Артамон замер на месте.

— Я уже предупредил Щепилу, Соловьева, Сухинова и Кузьмина о случившемся. — Бестужев шумно передохнул: — Тут же мы держали совет. Наши напрямик заявили, что они тебя жандармам не выдадут. Они только не знали еще, где ты находишься. Стали высказывать различные планы оповестить тебя об опасности, как вдруг слышим стук в ворота, а затем в окна. Приказываем денщику отпереть, и… — вообразите! — вваливается наш Гебель с двумя жандармскими офицерами да прямо к тебе в кабинет. Перерыли все, забрали бумаги — и назад. Наши верхами им вслед по житомирской дороге. Сразу поняли, что за тобой, и порешили: Щепиле, Кузьмину и Сухинову немедля собрать свои роты и вести к тебе, а мне скакать на розыски, чтобы предварить обо всем…

— Значит, все кончено, — с глубокой скорбью произнес Матвей. — Нас ожидает та же участь, что и наших северных друзей…

Подперев голову, Сергей напряженно обдумывал, что ему следует предпринять в эти минуты.

Он видел, какой бледностью покрылись лица Артамона и брата.

— Да, да, — повторял Матвей, — мы погибнем, погибнем…

— Затем, чтобы дать отчизне дышать пленительным духом вольности, — патетически произнес Бестужев-Рюмин.

— Аминь! — с каким-то веселым отчаянием согласился Матвей — А посему я предлагаю не дожидаться, покуда с нами сделают то же, что сделали с нашими единомышленниками в Санкт-Петербурге, а самим убраться из жизни. А чтобы не было грустно умирать, вели, Артамон, подать шампанского!

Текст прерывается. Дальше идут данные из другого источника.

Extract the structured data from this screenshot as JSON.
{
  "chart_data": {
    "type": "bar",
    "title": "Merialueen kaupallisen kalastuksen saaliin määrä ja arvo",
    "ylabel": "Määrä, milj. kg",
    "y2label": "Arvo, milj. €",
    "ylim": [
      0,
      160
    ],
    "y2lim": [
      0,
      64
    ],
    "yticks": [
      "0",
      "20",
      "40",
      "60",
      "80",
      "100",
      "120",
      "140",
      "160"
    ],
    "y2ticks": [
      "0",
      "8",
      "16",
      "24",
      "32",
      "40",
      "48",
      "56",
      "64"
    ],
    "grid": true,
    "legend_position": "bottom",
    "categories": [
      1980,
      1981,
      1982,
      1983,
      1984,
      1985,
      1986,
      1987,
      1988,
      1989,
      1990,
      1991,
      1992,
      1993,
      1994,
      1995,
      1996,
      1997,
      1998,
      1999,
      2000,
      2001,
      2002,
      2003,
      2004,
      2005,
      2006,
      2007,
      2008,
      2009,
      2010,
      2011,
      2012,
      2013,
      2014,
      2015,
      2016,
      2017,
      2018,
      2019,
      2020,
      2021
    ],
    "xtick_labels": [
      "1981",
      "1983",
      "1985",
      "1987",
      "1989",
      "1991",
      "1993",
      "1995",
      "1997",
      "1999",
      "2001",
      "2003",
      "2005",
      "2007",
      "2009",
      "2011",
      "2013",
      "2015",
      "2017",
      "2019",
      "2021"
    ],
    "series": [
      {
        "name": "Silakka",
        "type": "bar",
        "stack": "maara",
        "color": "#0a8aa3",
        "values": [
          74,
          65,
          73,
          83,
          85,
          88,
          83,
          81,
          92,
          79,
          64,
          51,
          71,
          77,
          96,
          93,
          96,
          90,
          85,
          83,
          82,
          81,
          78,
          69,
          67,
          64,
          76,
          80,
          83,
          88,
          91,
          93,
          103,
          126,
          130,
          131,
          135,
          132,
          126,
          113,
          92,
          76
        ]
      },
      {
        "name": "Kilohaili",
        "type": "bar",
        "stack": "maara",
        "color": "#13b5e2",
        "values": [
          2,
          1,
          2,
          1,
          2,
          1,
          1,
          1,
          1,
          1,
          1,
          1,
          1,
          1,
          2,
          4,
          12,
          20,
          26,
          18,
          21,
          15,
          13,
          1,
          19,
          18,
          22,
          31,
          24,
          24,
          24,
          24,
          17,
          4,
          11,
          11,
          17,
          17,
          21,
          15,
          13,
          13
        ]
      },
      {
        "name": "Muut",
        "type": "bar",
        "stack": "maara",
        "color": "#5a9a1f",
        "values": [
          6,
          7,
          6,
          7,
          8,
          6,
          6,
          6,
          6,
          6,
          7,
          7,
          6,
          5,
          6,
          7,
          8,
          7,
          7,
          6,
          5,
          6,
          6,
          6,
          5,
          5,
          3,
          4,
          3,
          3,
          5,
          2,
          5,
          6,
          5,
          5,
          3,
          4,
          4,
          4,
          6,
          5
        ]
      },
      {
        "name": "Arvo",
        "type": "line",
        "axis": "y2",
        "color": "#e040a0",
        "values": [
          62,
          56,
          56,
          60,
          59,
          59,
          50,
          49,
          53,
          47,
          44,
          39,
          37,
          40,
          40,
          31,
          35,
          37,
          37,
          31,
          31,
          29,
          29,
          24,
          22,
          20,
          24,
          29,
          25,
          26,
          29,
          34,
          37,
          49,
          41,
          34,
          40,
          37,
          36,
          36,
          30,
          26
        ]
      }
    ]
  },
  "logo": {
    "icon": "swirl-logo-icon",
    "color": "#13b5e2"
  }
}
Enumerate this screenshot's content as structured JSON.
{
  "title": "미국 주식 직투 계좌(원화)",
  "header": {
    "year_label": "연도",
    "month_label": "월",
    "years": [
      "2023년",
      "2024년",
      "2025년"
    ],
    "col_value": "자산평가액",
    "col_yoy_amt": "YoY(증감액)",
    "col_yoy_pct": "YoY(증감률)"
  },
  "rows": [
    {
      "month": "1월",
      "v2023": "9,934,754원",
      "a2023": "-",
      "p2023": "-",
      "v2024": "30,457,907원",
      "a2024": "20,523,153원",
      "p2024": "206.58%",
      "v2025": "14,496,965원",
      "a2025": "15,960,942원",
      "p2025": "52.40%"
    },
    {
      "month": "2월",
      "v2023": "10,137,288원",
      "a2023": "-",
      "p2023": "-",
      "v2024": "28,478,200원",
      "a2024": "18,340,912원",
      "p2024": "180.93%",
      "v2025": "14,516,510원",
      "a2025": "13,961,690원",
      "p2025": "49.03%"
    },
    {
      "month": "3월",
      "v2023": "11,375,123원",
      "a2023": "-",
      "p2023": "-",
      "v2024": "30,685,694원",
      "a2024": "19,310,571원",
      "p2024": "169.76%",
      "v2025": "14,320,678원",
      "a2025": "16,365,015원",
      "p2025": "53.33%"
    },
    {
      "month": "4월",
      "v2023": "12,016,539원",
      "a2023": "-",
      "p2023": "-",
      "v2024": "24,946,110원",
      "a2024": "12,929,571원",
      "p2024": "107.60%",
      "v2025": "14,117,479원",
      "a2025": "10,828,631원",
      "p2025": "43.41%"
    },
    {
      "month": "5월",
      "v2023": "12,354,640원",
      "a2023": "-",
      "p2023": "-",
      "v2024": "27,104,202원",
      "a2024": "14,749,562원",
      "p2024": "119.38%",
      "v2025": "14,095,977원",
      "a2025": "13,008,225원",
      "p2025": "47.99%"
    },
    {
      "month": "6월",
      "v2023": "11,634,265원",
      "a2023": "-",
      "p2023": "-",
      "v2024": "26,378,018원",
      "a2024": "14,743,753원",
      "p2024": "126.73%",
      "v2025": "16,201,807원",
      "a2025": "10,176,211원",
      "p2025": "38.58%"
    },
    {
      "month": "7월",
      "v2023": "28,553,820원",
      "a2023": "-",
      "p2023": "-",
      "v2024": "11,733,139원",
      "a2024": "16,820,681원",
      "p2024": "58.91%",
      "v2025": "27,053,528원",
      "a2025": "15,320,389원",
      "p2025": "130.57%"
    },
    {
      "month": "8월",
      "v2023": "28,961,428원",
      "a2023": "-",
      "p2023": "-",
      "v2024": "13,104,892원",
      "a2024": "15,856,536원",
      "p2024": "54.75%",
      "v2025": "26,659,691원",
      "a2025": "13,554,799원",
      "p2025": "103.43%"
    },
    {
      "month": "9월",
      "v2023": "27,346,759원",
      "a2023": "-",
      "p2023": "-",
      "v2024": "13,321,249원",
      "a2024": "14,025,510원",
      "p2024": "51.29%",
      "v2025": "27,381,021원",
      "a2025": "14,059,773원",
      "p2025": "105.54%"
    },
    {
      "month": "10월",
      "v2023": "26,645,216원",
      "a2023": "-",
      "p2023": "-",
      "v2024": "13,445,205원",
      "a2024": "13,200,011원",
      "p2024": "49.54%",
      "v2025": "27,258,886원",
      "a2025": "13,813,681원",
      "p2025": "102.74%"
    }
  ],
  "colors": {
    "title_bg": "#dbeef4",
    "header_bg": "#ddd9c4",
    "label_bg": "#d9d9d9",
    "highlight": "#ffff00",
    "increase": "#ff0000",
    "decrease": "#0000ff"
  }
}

Артамон курил, отвернувшись к окну. Густые струи табачного дыма подымались над его головой. Вся его фигура как будто ссутулилась.

— Рано ты, брат, заговорил о смерти, — произнес, наконец, Сергей, — мы не вправе располагать нашей жизнью по собственному усмотрению. Мы все поклялись отдать ее на благо отечества и эту клятву должны сдержать!

— Ты прав, Сережа. — Бестужев порывисто схватил руку Сергея и крепко пожал ее. — Ты прав. Не надо говорить о смерти, когда родина призывает нас к подвигам во славу…

— Постойте, Бестужев, — нетерпеливо оборвал Матвей. — Фраз достаточно. Что ты полагаешь делать, Сережа?

Сергей поднялся с кресла, подошел к Артамону. Он стоял все в той же позе, лицом к окну, синему от наступившего вечера.

— Артамон, — заговорил Сергей, слегка касаясь его руки. — Момент чрезвычайно серьезный. И ты можешь еще много помочь нашему делу. Тебе надлежит собрать Ахтырский полк и увлечь за собой александрийских гусар. Я нынче беседовал с одним из офицеров этого полка. Они наши. Затем с этими полками явитесь нечаянно в Житомир и арестуйте корпусную квартиру. Ведь ты не раз обещал нам решительную поддержку.

Артамон стоял все так же неподвижно.

— Я сейчас напишу две записки, — отходя от него, сказал Сергей.

Бестужев торопливо вырвал из своей записной книжки несколько листков и протянул Сергею.

Тот, не садясь, написал на каждом по нескольку строк и отдал Артамону.

— Вот одну отошли немедля Горбачевскому, другую в восьмую бригаду…

— Постойте, — перебил Артамон. — Я сейчас же скачу в Санкт-Петербург, к государю. Я расскажу ему все подробно о Тайном нашем обществе, представлю, с какою целью оно было составлено, что намеревалось сделать… Я уверен, что государь, узнав наши добрые и патриотические намерения, оставит нас всех при своих местах. И, наверно, вокруг него найдутся люди, которые примут нашу сторону. А посему записки твои надо… вот что… — Он поднес их к свече и разом зажег обе.